The second group of fourteen towns in the western portion of Benjamin. - Jos 18:25. Gibeon, the present Jib: see at Jos 9:3. Ramah, in the neighbourhood of Gibeah and Geba (Jdg 19:13; Isa 10:29; Kg1 15:17; Ezr 2:26), most probably the Ramah of Samuel (Sa1 1:19; Sa1 2:11; Sa1 25:1; Sa1 28:3), is the present village of er-Rm, upon a mountain with ruins between Gibeon and Geba, half an hour to the west of the latter, two hours to the north of Jerusalem (see Rob. ii. p. 315). Beeroth, the present Bireh: see at Jos 9:17.
Mizpeh, commonly called Mizpah, where the war with Benjamin was decided upon (Judg 20-21), and where Samuel judged the people, and chose Saul as king (Sa1 7:5., Jos 10:17), was afterwards the seat of the Babylonian governor Gedaliah (Kg2 25:23; Jer 40:6.). According to the Onom. (s. v. Massepha), it was near Kirjath-jearim, and Robinson (ii. p. 139) is no doubt correct in supposing it to be the present Neby Samvil (i.e., prophet Samuel), an hour and a quarter to the east of Kureyet Enab (Kirjath-jearim), two hours to the north-west of Jerusalem, half an hour to the south of Gibeon, a place which stands like a watch-tower upon the highest point in the whole region, and with a mosque, once a Latin church, which is believed alike by Jews, Christians, and Mahometans to cover the tomb of the prophet Samuel (see Rob. ii. pp. 135ff.). Chephirah, i.e., Kefir: see at Jos 9:17. Mozah is only mentioned here, and is still unknown. Jos 18:27. This also applies to Rekem, Irpeel, and Taralah.

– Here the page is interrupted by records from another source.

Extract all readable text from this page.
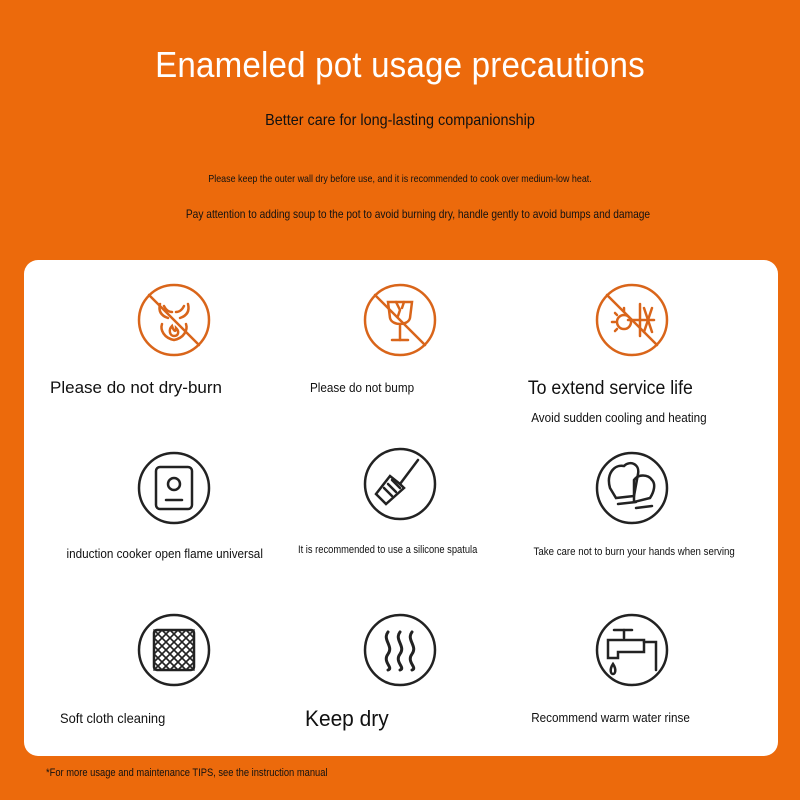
Enameled pot usage precautions
Better care for long-lasting companionship
Please keep the outer wall dry before use, and it is recommended to cook over medium-low heat.
Pay attention to adding soup to the pot to avoid burning dry, handle gently to avoid bumps and damage
Please do not dry-burn	Please do not bump	To extend service life
Avoid sudden cooling and heating
induction cooker open flame universal	It is recommended to use a silicone spatula	Take care not to burn your hands when serving
Soft cloth cleaning	Keep dry	Recommend warm water rinse
*For more usage and maintenance TIPS, see the instruction manual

Zelah, the burial-place of Saul and his family (Sa2 21:14), is otherwise unknown. Gibeath or Gibeah, i.e., Gibeah of Benjamin, which was destroyed by the other tribes of Israel in the time of the judges, on account of the flagrant crime which had been committed there (Judg 19-20), is also called Gibeah of Saul, as being the home and capital of Saul (Sa1 10:26; Sa1 11:4, etc.), and was situated, according to Jdg 19:13 and Isa 10:29, between Jerusalem and Ramah, according to Josephus (Bell. Jud. v. 2, 1, 8) about twenty or thirty stadia from Jerusalem. These statements point to the Tell or Tuleil el Phul, i.e., bean-mountain, a conical peak about an hour from Jerusalem, on the road to er-Rm, with a large heap of stones upon the top, probably the ruins of a town that was built of unhewn stones, from which there is a very extensive prospect in all directions (Rob. ii. p. 317). Consequently modern writers have very naturally agreed in the conclusion, that the ancient Gibeah of Benjamin or Saul was situated either by the side of or upon this Tell (see Rob. Bibl. Res. p. 286; Strauss, Sinai, etc., p. 331, ed. 6; v. Raumer, Pal. p. 196). Kirjath has not yet been discovered, and must not be confounded with Kirjath-jearim, which belonged to the tribe of Judah (Jos 18:14; cf. Jos 15:60).